Here’s The Tea on Tea

Green or black tea may cut dementia risk

 

tea

This article really resonated with me due to my mom suffered from dementia.  Every time I forget where I placed something, or forget what I was going into a particular room in my home for, or have a slight brain fart. No lie I get a tad nervous.  So now, I wonder if I had made my mom drink more tea even though the dementia was not the cause of her death, it did have an affect on her life, which I can’t help but wonder if the tea may have helped to somewhat prolonged her life. Many of us are dealing with these same experiences with loved ones suffering from Alzheimer or dementia hopefully this information can be of some assistance and maybe a form of preventive measure.

People who drank at least a cup of tea a day received the most benefits in terms of brain health.

On any given day, more than 158 million Americans are drinking tea, and if that’s your daily habit, you could be helping your brain.

Regularly drinking a cup (or three) of tea — green or black — may cut the risk of dementia among older adults by 50 percent, new research by the National University of Singapore suggests.

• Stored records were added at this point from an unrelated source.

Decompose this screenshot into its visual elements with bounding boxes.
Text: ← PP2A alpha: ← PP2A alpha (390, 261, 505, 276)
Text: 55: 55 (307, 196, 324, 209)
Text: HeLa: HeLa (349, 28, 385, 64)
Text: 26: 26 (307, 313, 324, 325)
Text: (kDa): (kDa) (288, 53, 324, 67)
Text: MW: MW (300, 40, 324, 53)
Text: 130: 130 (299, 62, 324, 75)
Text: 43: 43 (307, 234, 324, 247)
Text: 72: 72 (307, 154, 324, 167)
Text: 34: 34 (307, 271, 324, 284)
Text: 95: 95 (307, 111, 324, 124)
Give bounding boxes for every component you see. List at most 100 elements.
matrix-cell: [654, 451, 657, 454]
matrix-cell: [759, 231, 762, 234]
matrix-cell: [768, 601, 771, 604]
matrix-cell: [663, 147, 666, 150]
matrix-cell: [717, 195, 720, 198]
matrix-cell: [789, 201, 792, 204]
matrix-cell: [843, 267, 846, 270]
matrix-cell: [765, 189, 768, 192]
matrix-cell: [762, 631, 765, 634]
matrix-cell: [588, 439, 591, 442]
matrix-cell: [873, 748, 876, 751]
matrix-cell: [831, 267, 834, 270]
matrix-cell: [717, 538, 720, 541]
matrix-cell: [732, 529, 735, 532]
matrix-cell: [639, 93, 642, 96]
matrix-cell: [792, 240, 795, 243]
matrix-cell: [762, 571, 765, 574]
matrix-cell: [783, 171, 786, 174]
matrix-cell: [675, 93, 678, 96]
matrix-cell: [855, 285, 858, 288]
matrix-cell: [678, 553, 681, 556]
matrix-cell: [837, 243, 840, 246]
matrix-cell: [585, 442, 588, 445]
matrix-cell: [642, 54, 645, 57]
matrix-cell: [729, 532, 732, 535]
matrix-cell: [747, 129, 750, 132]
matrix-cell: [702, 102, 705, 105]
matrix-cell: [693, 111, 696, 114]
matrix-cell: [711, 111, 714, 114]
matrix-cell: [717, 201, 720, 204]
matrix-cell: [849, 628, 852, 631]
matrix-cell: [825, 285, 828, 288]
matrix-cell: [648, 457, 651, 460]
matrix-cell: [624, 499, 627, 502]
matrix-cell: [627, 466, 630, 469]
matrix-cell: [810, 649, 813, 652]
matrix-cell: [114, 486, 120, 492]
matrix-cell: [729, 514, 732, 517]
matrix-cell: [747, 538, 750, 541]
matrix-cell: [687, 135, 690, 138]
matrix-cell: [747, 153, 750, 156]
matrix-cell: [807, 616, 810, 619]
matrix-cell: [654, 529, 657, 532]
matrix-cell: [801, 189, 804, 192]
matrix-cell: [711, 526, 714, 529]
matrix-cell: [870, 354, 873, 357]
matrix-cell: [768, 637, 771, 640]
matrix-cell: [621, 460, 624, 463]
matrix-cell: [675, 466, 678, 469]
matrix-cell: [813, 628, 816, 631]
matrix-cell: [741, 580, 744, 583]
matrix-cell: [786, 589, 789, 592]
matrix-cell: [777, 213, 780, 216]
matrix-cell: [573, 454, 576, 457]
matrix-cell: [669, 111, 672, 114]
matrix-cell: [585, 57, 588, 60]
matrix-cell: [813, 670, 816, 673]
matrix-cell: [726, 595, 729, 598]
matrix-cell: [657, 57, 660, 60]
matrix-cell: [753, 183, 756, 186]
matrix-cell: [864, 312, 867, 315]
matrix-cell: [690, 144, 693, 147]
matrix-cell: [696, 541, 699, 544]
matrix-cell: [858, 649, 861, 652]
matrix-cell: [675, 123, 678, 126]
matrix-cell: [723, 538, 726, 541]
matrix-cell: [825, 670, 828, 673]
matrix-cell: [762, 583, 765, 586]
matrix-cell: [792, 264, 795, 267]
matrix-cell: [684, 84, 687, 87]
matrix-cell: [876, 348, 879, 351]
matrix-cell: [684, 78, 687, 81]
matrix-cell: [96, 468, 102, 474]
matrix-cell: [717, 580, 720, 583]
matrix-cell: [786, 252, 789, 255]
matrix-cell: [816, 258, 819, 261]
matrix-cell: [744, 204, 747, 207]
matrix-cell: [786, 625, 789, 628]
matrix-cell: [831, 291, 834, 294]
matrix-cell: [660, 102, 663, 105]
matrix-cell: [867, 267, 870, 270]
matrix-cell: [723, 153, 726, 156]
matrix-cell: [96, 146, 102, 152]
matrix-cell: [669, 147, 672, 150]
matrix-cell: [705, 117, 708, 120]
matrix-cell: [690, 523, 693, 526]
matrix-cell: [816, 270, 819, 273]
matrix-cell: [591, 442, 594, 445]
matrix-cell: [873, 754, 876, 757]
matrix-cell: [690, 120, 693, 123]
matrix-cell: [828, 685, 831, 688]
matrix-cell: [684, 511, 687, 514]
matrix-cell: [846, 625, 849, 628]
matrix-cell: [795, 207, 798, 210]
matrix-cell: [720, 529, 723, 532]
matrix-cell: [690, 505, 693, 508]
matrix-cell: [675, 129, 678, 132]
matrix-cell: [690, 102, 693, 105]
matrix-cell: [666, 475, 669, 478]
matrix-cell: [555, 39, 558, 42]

Findings from the new study, published in the Journal of Nutrition, Health & Aging, also show that for those who are genetically at risk for developing Alzheimer’s disease, regular tea consumption may cut their risk by 86 percent.

Earlier research, including studies in Norway, China, and the United States, has linked drinking tea with better cognitive performance and a lower risk of cognitive decline. The Singapore study looked at both green and black tea consumption, as well as tea’s effect on people with the APOE e4 gene, a known risk factor for Alzheimer’s.

The research team studied the tea-drinking habits of 957 healthy Chinese adults age 55 and older from 2003 to 2005 and then tested their cognitive function every two years until 2010.

What they found is that regular tea drinkers (those who drank at least a cup, and up to three or more cups, a day) had the most benefits in terms of brain health. The benefits were especially strong in those with the APOE e4 gene, according to the study.

Both green and black tea were protective, but they need to be brewed from tea leaves, either loose or in tea bags, lead author Feng Lei, assistant professor at the university’s Yong Loo Lin School of Medicine, said in an email. The results don’t apply to fruit or herbal teas.

Tea leaves contain flavonoids that have anti-inflammatory and antioxidant potentials that may protect the brain from vascular damage. Ready-to-drink teas made from powder, on the other hand, have only a minuscule amount of the flavonoids of brewed tea, according to the U.S. Agriculture Department.

Even though the study was conducted on older Chinese adults, the results could apply to other ethnic groups, as well, Feng said. He called it “a simple and inexpensive lifestyle measure” that might pay off big in later life.